Actually no, Bethesda didn't create a system of bugs (well, I mean they did, but this isn't what happened here). This system was intentionally designed the way it is for very good reasons (*cough*console/low-endPC's*cough*). Snarkywriter doesn't really go into the precombines/previs system but it works hand in hand with the systems that are covered in this thread for performance overall. The only thing about this system that could be argued is buggy is portions of the workshop scripts and how they process settlement resources for reporting in the HUD and pipboy. UF4OP team has done their best to improve this. I explain why its a problem below.
However the other main problem, as you've figured out Zonary, is user habits.

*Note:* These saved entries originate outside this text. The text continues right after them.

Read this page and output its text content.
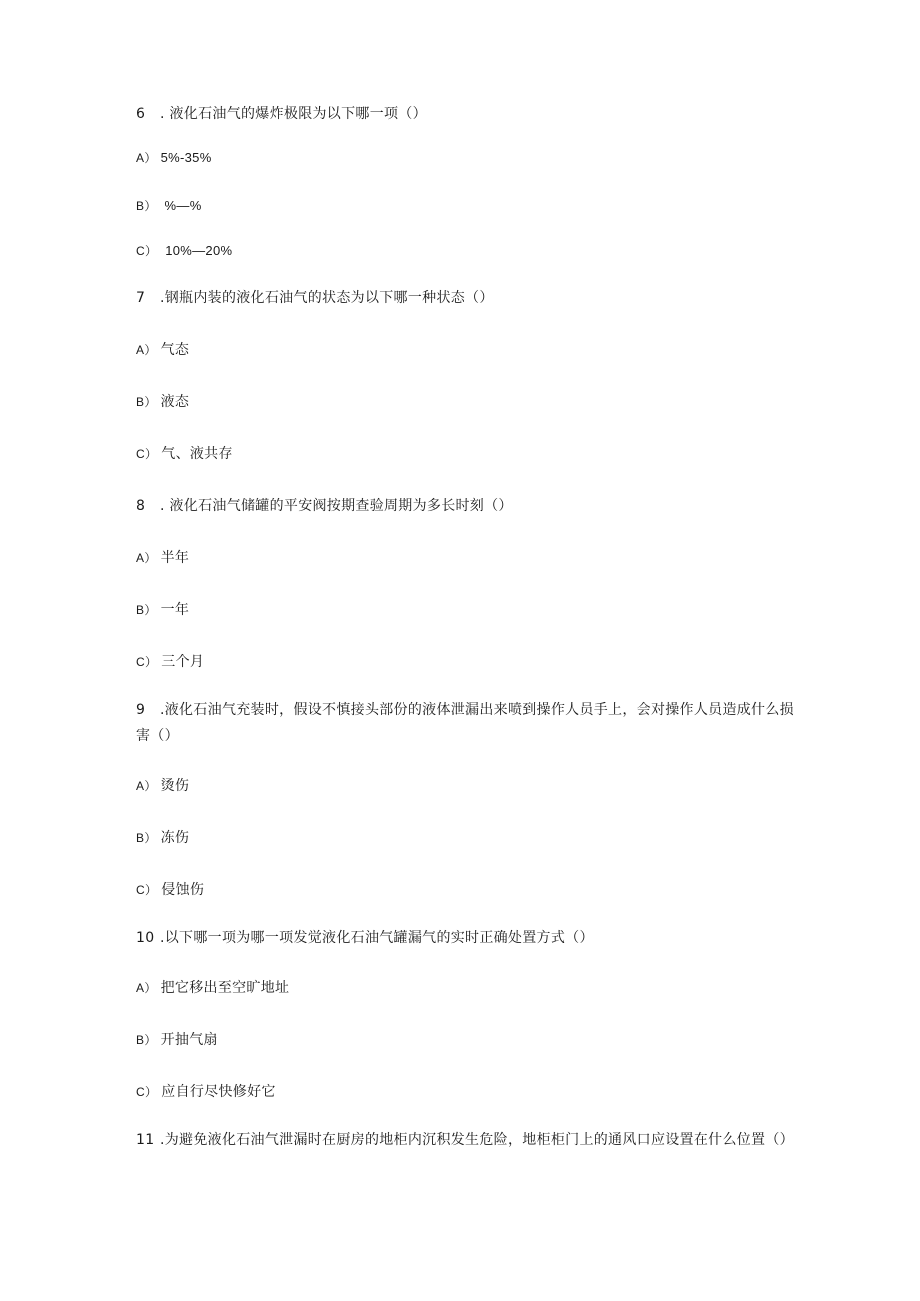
6 . 液化石油气的爆炸极限为以下哪一项（）
A） 5%-35%
B） %—%
C） 10%—20%
7 .钢瓶内装的液化石油气的状态为以下哪一种状态（）
A） 气态
B） 液态
C） 气、液共存
8 . 液化石油气储罐的平安阀按期查验周期为多长时刻（）
A） 半年
B） 一年
C） 三个月
9 .液化石油气充装时，假设不慎接头部份的液体泄漏出来喷到操作人员手上，会对操作人员造成什么损害（）
A） 烫伤
B） 冻伤
C） 侵蚀伤
10 .以下哪一项为哪一项发觉液化石油气罐漏气的实时正确处置方式（）
A） 把它移出至空旷地址
B） 开抽气扇
C） 应自行尽快修好它
11 .为避免液化石油气泄漏时在厨房的地柜内沉积发生危险，地柜柜门上的通风口应设置在什么位置（）
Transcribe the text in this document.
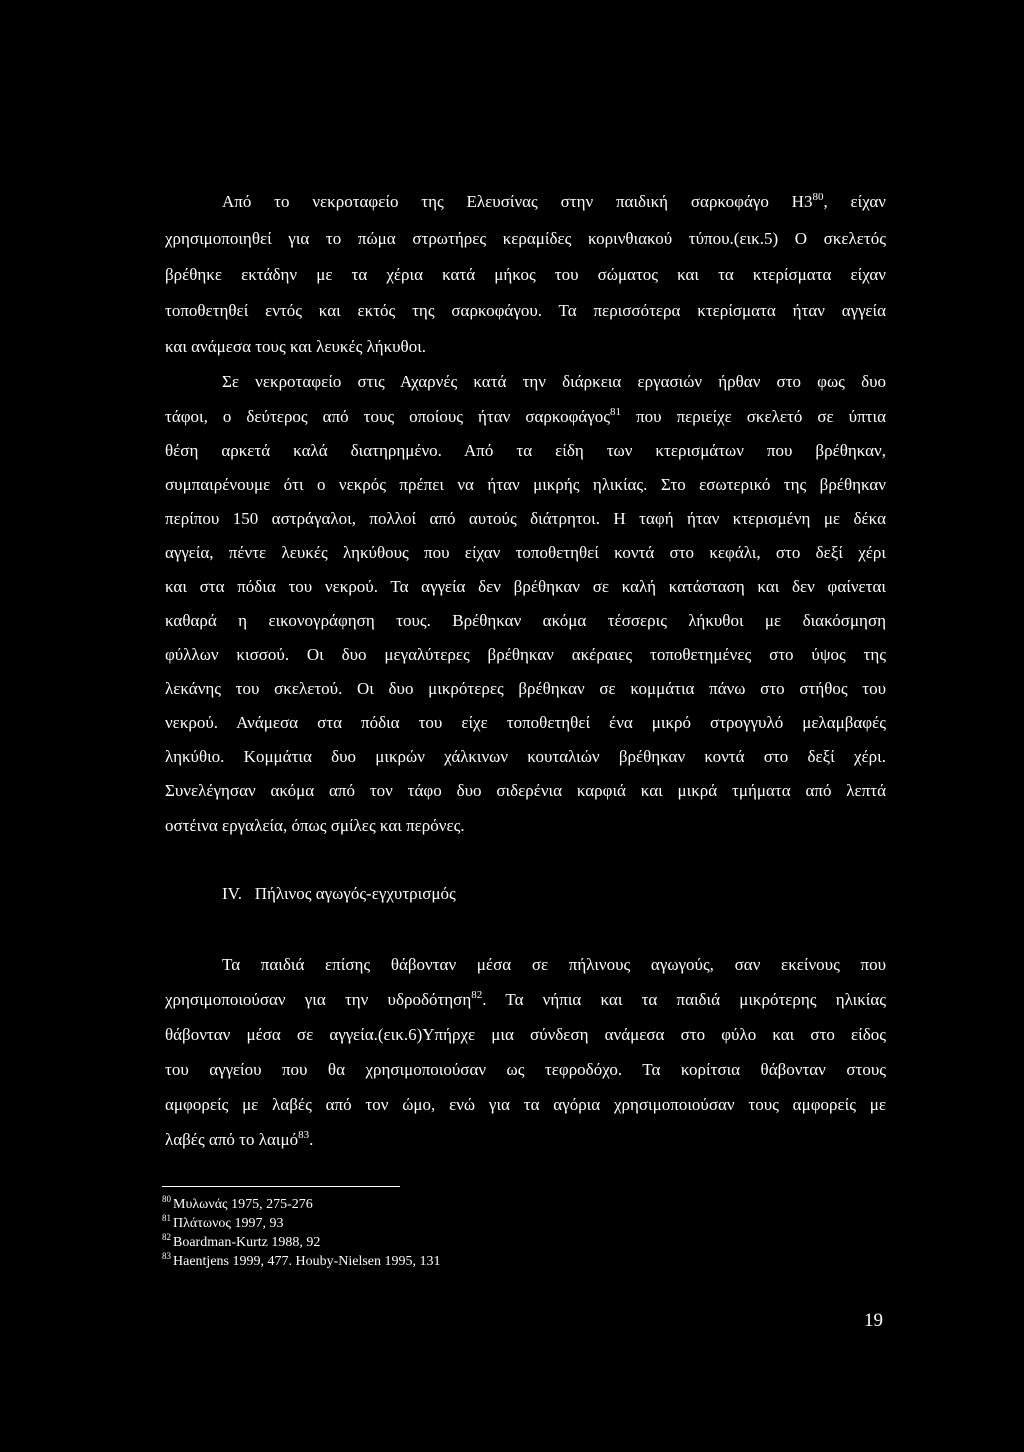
Από το νεκροταφείο της Ελευσίνας στην παιδική σαρκοφάγο $H3^{80}$, είχαν
χρησιμοποιηθεί για το πώμα στρωτήρες κεραμίδες κορινθιακού τύπου.(εικ.5) Ο σκελετός
βρέθηκε εκτάδην με τα χέρια κατά μήκος του σώματος και τα κτερίσματα είχαν
τοποθετηθεί εντός και εκτός της σαρκοφάγου. Τα περισσότερα κτερίσματα ήταν αγγεία
και ανάμεσα τους και λευκές λήκυθοι.
Σε νεκροταφείο στις Αχαρνές κατά την διάρκεια εργασιών ήρθαν στο φως δυο
τάφοι, ο δεύτερος από τους οποίους ήταν σαρκοφάγος$^{81}$ που περιείχε σκελετό σε ύπτια
θέση αρκετά καλά διατηρημένο. Από τα είδη των κτερισμάτων που βρέθηκαν,
συμπαιρένουμε ότι ο νεκρός πρέπει να ήταν μικρής ηλικίας. Στο εσωτερικό της βρέθηκαν
περίπου 150 αστράγαλοι, πολλοί από αυτούς διάτρητοι. Η ταφή ήταν κτερισμένη με δέκα
αγγεία, πέντε λευκές ληκύθους που είχαν τοποθετηθεί κοντά στο κεφάλι, στο δεξί χέρι
και στα πόδια του νεκρού. Τα αγγεία δεν βρέθηκαν σε καλή κατάσταση και δεν φαίνεται
καθαρά η εικονογράφηση τους. Βρέθηκαν ακόμα τέσσερις λήκυθοι με διακόσμηση
φύλλων κισσού. Οι δυο μεγαλύτερες βρέθηκαν ακέραιες τοποθετημένες στο ύψος της
λεκάνης του σκελετού. Οι δυο μικρότερες βρέθηκαν σε κομμάτια πάνω στο στήθος του
νεκρού. Ανάμεσα στα πόδια του είχε τοποθετηθεί ένα μικρό στρογγυλό μελαμβαφές
ληκύθιο. Κομμάτια δυο μικρών χάλκινων κουταλιών βρέθηκαν κοντά στο δεξί χέρι.
Συνελέγησαν ακόμα από τον τάφο δυο σιδερένια καρφιά και μικρά τμήματα από λεπτά
οστέινα εργαλεία, όπως σμίλες και περόνες.
IV. Πήλινος αγωγός-εγχυτρισμός
Τα παιδιά επίσης θάβονταν μέσα σε πήλινους αγωγούς, σαν εκείνους που
χρησιμοποιούσαν για την υδροδότηση$^{82}$. Τα νήπια και τα παιδιά μικρότερης ηλικίας
θάβονταν μέσα σε αγγεία.(εικ.6)Υπήρχε μια σύνδεση ανάμεσα στο φύλο και στο είδος
του αγγείου που θα χρησιμοποιούσαν ως τεφροδόχο. Τα κορίτσια θάβονταν στους
αμφορείς με λαβές από τον ώμο, ενώ για τα αγόρια χρησιμοποιούσαν τους αμφορείς με
λαβές από το λαιμό$^{83}$.
$^{80}$ Μυλωνάς 1975, 275-276
$^{81}$ Πλάτωνος 1997, 93
$^{82}$ Boardman-Kurtz 1988, 92
$^{83}$ Haentjens 1999, 477. Houby-Nielsen 1995, 131
19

Yes I think Bethesda should've thought a bit more about how users will play, especially those of us who are ADHD and perpetually doing the in/out of workshop mode dance, running into a settlement for 30 seconds and leaving again, etc. But also consider that this whole system is unique, Fallout 4 is the first time a system like this has ever been implemented in any of their games and I think overall they've done a pretty amazing job getting it to work as well as they did the first time out.
I would argue however that you don't necessarily need to force yourself to spend 10 minutes letting the game run before playing. In fact just waiting in some random non-settlement location for 10 minutes does nothing. The important waiting is done in settlement doing nothing every time you visit. In most cases (assuming you're not already pushing your hardware too far as Snarky describes) just waiting 60 seconds is actually sufficient.
Part of the reason for the "bugginess" of the workshop reporting system is actually a result of the history of scripting for the Fallout/Elder Scrolls games to begin with. All the games made with the GECK or CK (gamebryo engine) use a home grown language specific to their games and they add on to it as necessary to update it for whatever new functions they need each game. The current scripting language in use in Fallout 4 wasn't even used in the older Fallout games, it was created for the first time for Skyrim. So the functionality added to the language for the purposes of Fallout 4 settlements is maybe not the most efficient means of scripting workshop reporting when taking into account typical user behavior.
Finally remember that Sim Settlements is pushing the scripting language, the entire performance system (including everything in Snarky's posts), and our hardware well beyond Bethesda's intended limits. Almost certainly well beyond the limits they had even imagined might be hit by mod authors. Kinggath and the dev/support team realized just how far past the reasonable limits we'd gone after publishing Rise of the Commonwealth which has been rocky to say the least. We now have the optimized city plans and a much finer appreciation of just how far one can push before we break the whole thing.